Albania has cut relations with Iran and expelled Iranian diplomats after Tehran’s cyber-attacks on July 15.
The staff at Iran’s Embassy were given 24 hours to leave the country, in a video statement issued by Prime Minister Edi Rama.
This extreme response…is fully proportionate to the gravity and risk of the cyberattack that threatened to paralyze public services, erase digital systems and hack into state records, steal government intranet electronic communication and stir chaos and insecurity in the country….
The in-depth investigation provided us with indisputable evidence that the cyberattack against our country was orchestrated and sponsored by the Islamic Republic of Iran through the engagement of four groups that enacted the aggression,”
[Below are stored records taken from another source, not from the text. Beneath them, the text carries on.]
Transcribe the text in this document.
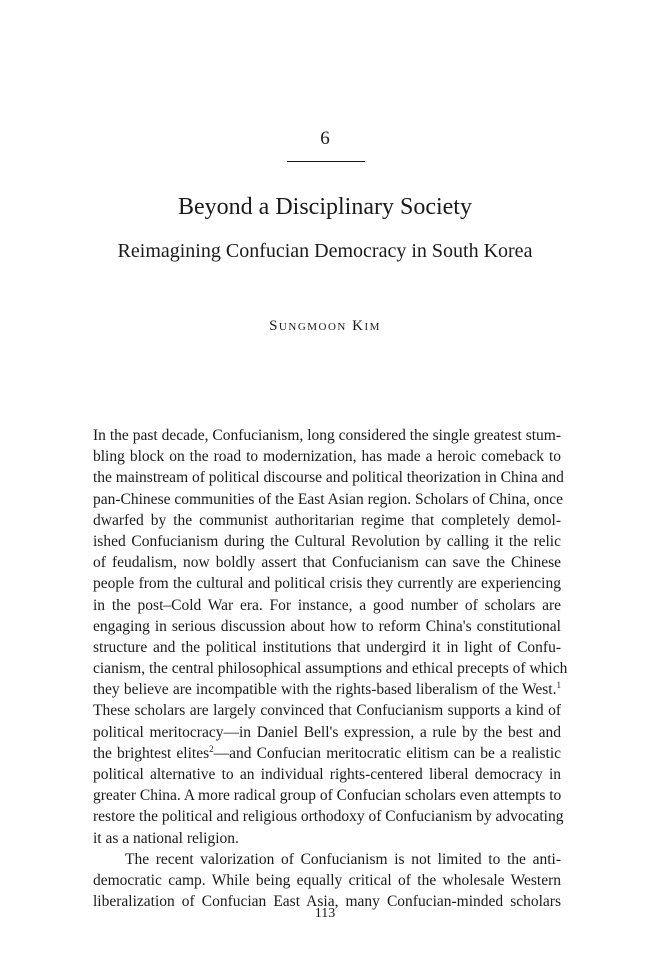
6
Beyond a Disciplinary Society
Reimagining Confucian Democracy in South Korea
Sungmoon Kim
In the past decade, Confucianism, long considered the single greatest stum-
bling block on the road to modernization, has made a heroic comeback to
the mainstream of political discourse and political theorization in China and
pan-Chinese communities of the East Asian region. Scholars of China, once
dwarfed by the communist authoritarian regime that completely demol-
ished Confucianism during the Cultural Revolution by calling it the relic
of feudalism, now boldly assert that Confucianism can save the Chinese
people from the cultural and political crisis they currently are experiencing
in the post–Cold War era. For instance, a good number of scholars are
engaging in serious discussion about how to reform China's constitutional
structure and the political institutions that undergird it in light of Confu-
cianism, the central philosophical assumptions and ethical precepts of which
they believe are incompatible with the rights-based liberalism of the West.$^1$
These scholars are largely convinced that Confucianism supports a kind of
political meritocracy—in Daniel Bell's expression, a rule by the best and
the brightest elites$^2$—and Confucian meritocratic elitism can be a realistic
political alternative to an individual rights-centered liberal democracy in
greater China. A more radical group of Confucian scholars even attempts to
restore the political and religious orthodoxy of Confucianism by advocating
it as a national religion.
The recent valorization of Confucianism is not limited to the anti-
democratic camp. While being equally critical of the wholesale Western
liberalization of Confucian East Asia, many Confucian-minded scholars
113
The US National Security Council supported Tirana, saying weeks of investigation established that Iran was behind the “reckless and irresponsible” cyber-attacks: “The United States will take further action to hold Iran accountable for actions that threaten the security of a US ally and set a troubling precedent for cyberspace.”
US Government staff and private sector partners assisted Albania with the investigation and recovery from destruction of government data and disruption of public services.
“We have concluded that the Government of Iran conducted this reckless and irresponsible cyberattack and that it is responsible for subsequent hack and leak operations,” the White House said.
US cyber-security firm Mandiant said a group with ties to Iranian authorities used malicious data-wiping software against Iranian dissidents.
Albania hosts exiles of the Mujahedin-e Khalq organization, which has sought the overthrow of the Islamic Republic since 1979.
John Hultquist, Vice President of Intelligence at Mandiant, said of Albania’s expulsion of the Iranian personnel, “This is possibly the strongest public response to a cyberattack we have ever seen. While we have seen a host of other diplomatic consequences in the past, they have not been as severe or broad as this action”.